Do it right or start again
Two things today have helped to relieve some of the stress I’ve been feeling lately. First, I decided that it’s okay if I miss a day or two of painting. Second, I decided to deviate from watercolor to do something that actually needs to get done for my business. The Timeless Vintage Market is only 8 weeks away, and I still have nothing new prepared! What’s more, items continue to sell on Etsy. I’m not complaining, mind you, but the more sales I have, the less inventory there is to carry to an art show. That means it’s time to get busy making piano art again.
Usually “piano art” for me means things made from parts of old pianos, not simply pictures of pianos. But I happen to have a few signs that need repair. On a piece of wood cut from the back of an old piano, I had lettered the phrase “Perfect Practice Makes Perfect,” inspired by my former piano teacher, and embellished it with a piece of the action from within the piano. (See photo below.) Some signs had hammers on them, while others were adorned with dampers. Unfortunately, the Commando hooks I was using to display them were not strong enough, and they came down, and the action pieces broke off of three of the signs. I’m actually glad that happened while they were still in my possession, because I like for my things to be break-resistant when they leave my studio.
I had thought of finding a new way to fasten on the action pieces… but what if I painted something in the space instead? A painting will never fall off, and it will be more recognizable than a piece of the action that is normally hidden safely inside the piano. So I searched the trusty Internet and found several images of piano silhouettes. I chose two that looked like they would fit nicely in the spaces on my signs, and for practice I drew them for today’s entry in the 30-in-30. Technically, these are not paintings, since I filled them in with ink. I was going to paint them, but decided against it at the last minute.
Sitting outside to work again today… not because it’s beautiful outside (rather overcast and borderline chilly), but because I love being outdoors. With the umbrella to shade my laptop, I can see the screen reasonably well. So I set the brightness to max, pulled up the silhouette I liked the best, and went to work.
On my paper I drew two squares in pencil the size of the spaces on my signs, where the drawings will eventually go. Then starting with the girl at the upright piano, I eye-balled the proportions, sometimes using a ruler to make straight lines. (I like to start with straight lines when they are supposed to be straight, but I ink them in free-hand, so that they are nearly straight, but not perfectly so.) I penciled in all the details, even though they would not be seen in the finished product. This helped me to understand where her legs should be, for instance.
When the sketch was complete, I inked in the outline with my 0.3 Micron pen, then filled in the entire drawing with a Milwaukee chisel tip.
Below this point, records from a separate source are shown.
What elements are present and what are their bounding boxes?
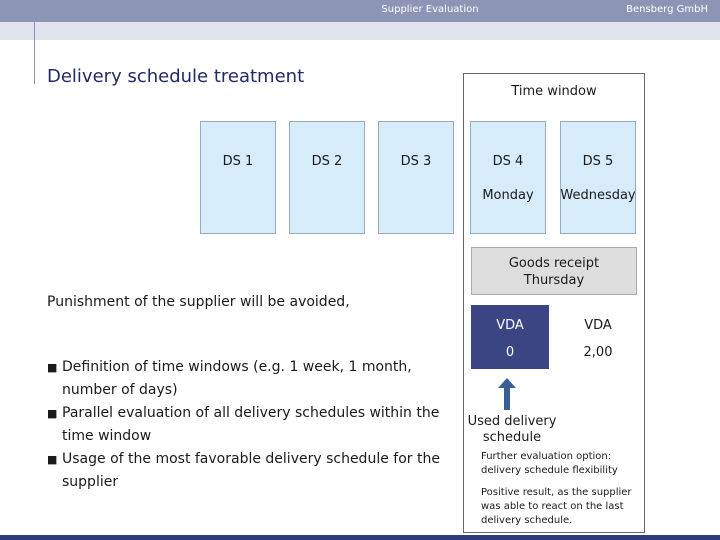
delivery-schedule-1 xyxy=(200,121,276,234)
ds-name: DS 3 xyxy=(400,154,432,169)
ds-name: DS 4 xyxy=(492,154,524,169)
punishment-text: Punishment of the supplier will be avoided, xyxy=(47,294,350,310)
square-bullet-icon: ■ xyxy=(47,361,58,374)
header-title: Supplier Evaluation xyxy=(381,4,479,15)
accent-divider xyxy=(34,22,35,84)
goods-receipt-line1: Goods receipt xyxy=(508,256,600,271)
list-item xyxy=(47,448,447,494)
delivery-schedule-4 xyxy=(470,121,546,234)
bullet-line1: Usage of the most favorable delivery schedule for the xyxy=(62,451,440,467)
note-line: Positive result, as the supplier xyxy=(481,487,632,498)
bullet-line2: number of days) xyxy=(62,382,178,398)
square-bullet-icon: ■ xyxy=(47,453,58,466)
vda-selected-box xyxy=(471,305,549,369)
list-item xyxy=(47,402,447,448)
company-name: Bensberg GmbH xyxy=(626,4,708,15)
goods-receipt-box xyxy=(471,247,637,295)
footer-bar xyxy=(0,535,720,540)
time-window-label: Time window xyxy=(511,84,597,99)
ds-day: Wednesday xyxy=(560,188,636,203)
vda-other-box xyxy=(559,305,637,369)
square-bullet-icon: ■ xyxy=(47,407,58,420)
bullet-line2: time window xyxy=(62,428,152,444)
vda-label: VDA xyxy=(496,318,524,333)
vda-value: 2,00 xyxy=(583,345,613,360)
vda-value: 0 xyxy=(505,345,515,360)
delivery-schedule-2 xyxy=(289,121,365,234)
note-line: delivery schedule. xyxy=(481,515,573,526)
ds-day: Monday xyxy=(482,188,534,203)
header-band xyxy=(0,22,720,40)
note-line: delivery schedule flexibility xyxy=(481,465,618,476)
delivery-schedule-3 xyxy=(378,121,454,234)
note-line: Further evaluation option: xyxy=(481,451,612,462)
bullet-list xyxy=(47,356,447,494)
ds-name: DS 1 xyxy=(222,154,254,169)
used-schedule-line1: Used delivery xyxy=(467,414,557,429)
note-line: was able to react on the last xyxy=(481,501,624,512)
up-arrow-icon xyxy=(497,378,517,410)
bullet-line1: Parallel evaluation of all delivery schedules within the xyxy=(62,405,440,421)
vda-label: VDA xyxy=(584,318,612,333)
positive-result-note xyxy=(481,486,643,528)
ds-name: DS 5 xyxy=(582,154,614,169)
used-schedule-caption xyxy=(461,414,563,446)
used-schedule-line2: schedule xyxy=(482,430,542,445)
bullet-line1: Definition of time windows (e.g. 1 week, 1 month, xyxy=(62,359,412,375)
delivery-schedule-5 xyxy=(560,121,636,234)
bullet-line2: supplier xyxy=(62,474,119,490)
slide-title: Delivery schedule treatment xyxy=(47,66,305,87)
list-item xyxy=(47,356,447,402)
header-bar xyxy=(0,0,720,22)
goods-receipt-line2: Thursday xyxy=(523,273,585,288)
further-evaluation-note xyxy=(481,450,643,478)
ds-name: DS 2 xyxy=(311,154,343,169)
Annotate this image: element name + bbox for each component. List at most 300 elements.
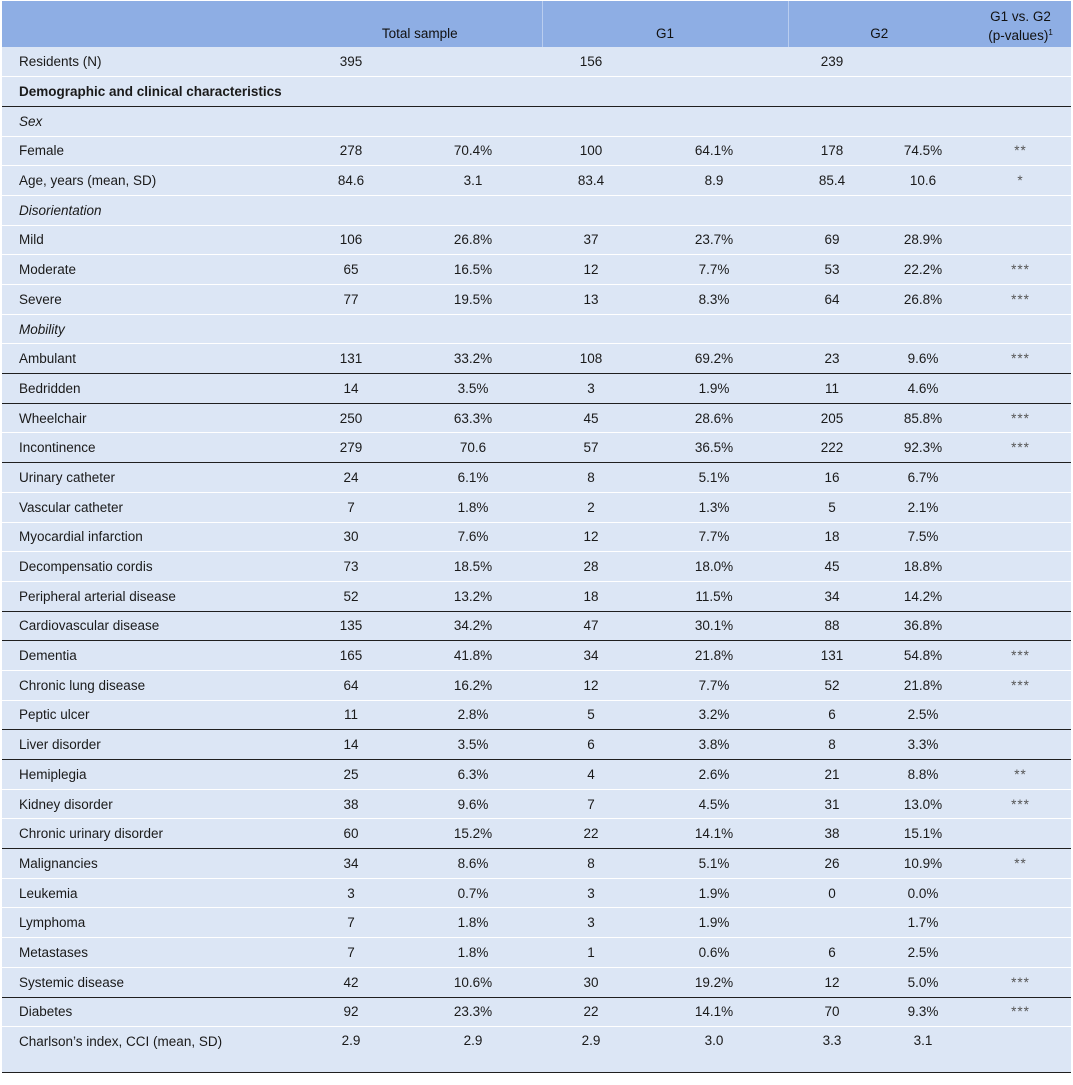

The chisel tip bleeds profusely, I discovered, if you let it stay too long in one place, so I had to keep it moving, especially near the edges. Some of the edges had to be cleaned up afterwards with the Micron. This is why the bench legs are so curvy. I think when I do the drawing on the wood sign, I’ll just make plain, straight legs for the bench. What do you think?
When the girl was finished, I took a break to look away, walk around the back yard, and take some pictures of the flowers. I even stopped to smell the yellow trumpet-shaped flowers that I painted on Day 21. They are not honeysuckles, but they smell very much like them. Mmm!